Everyone agrees that it’s wrong to perform experiments on human subjects without their consent.  Think for a minute about what MT would do.  It would bring into existence children whose genes had been irreversibly changed using high-risk experimental techniques, and neither they nor their descendants would have been able to give their consent.   A child born a century from now of the same germ line would still carry the altered genes – and all of the risks that they entail. This level of experimentation on children would be unprecedented in human history.  The process would wind up treating children like consumer products: mere things to be designed, manipulated, controlled, objectified, discarded.

    [3]  These procedures could open the door to biotechnological eugenics.

Scientists have for many years been using biotechnologies to breed what they consider to be “better” plants and animals.  Authorizing MT could open the door to a new brand of eugenics in which parents pursue the project of creating “better” children.  According to cell biologist Stuart Newman, “the genetic design of future offspring, even with the limited objective  of making these future children more ‘normal,’ will open the door to attempts to pick and choose other  characteristics…”

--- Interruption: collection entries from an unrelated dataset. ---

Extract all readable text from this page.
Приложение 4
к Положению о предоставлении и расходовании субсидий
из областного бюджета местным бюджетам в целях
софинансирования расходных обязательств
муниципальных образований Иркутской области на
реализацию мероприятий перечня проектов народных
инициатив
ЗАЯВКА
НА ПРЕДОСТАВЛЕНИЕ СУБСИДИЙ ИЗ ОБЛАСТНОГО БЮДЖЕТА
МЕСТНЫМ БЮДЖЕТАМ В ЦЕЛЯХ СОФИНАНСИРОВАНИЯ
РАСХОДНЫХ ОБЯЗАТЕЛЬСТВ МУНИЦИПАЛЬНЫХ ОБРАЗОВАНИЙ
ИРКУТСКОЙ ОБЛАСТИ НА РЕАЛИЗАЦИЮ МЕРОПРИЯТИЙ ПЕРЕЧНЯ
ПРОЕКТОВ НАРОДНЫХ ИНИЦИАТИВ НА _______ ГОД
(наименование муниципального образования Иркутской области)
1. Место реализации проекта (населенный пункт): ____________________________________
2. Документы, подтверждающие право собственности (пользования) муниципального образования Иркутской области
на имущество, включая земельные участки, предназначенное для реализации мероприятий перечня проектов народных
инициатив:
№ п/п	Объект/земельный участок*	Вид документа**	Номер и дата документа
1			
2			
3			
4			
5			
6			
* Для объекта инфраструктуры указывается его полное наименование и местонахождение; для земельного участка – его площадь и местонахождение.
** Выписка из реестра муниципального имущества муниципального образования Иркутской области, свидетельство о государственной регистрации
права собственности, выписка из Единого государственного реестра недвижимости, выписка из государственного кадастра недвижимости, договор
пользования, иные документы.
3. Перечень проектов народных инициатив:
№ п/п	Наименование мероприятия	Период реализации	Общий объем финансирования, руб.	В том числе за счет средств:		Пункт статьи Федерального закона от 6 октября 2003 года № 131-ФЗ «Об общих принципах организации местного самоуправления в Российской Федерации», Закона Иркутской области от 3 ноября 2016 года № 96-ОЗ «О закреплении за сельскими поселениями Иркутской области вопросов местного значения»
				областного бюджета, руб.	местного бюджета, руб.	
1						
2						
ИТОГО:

In a March 2013 letter to the editor in the London Times, bioethicists from around the world, addressing regulatory actions aimed at authorizing the use of MT in Britain, noted that “because of the implications for all humanity, intentional germ-line interventions are prohibited in every national jurisdiction that has considered the issue.”  They urged “the British government to consider its international responsibilities. This is because persons created through germ-line interventions, which may subsequently be revealed to be detrimental, will be able to travel and have their own children abroad. For the UK to isolate itself from its duties by allowing ‘mitochondrial replacement’ to take place without consulting its international partners would create a very serious precedent.”

The same can be said of the United States.  That’s why I have joined with other advocates to sign a letter asking the FDA not to allow the use of any form of MT. And that’s why I’m going to the FDA meeting: because no country or regulatory authority should take it upon itself to unilaterally violate the international consensus against making inheritable changes in children’s genes.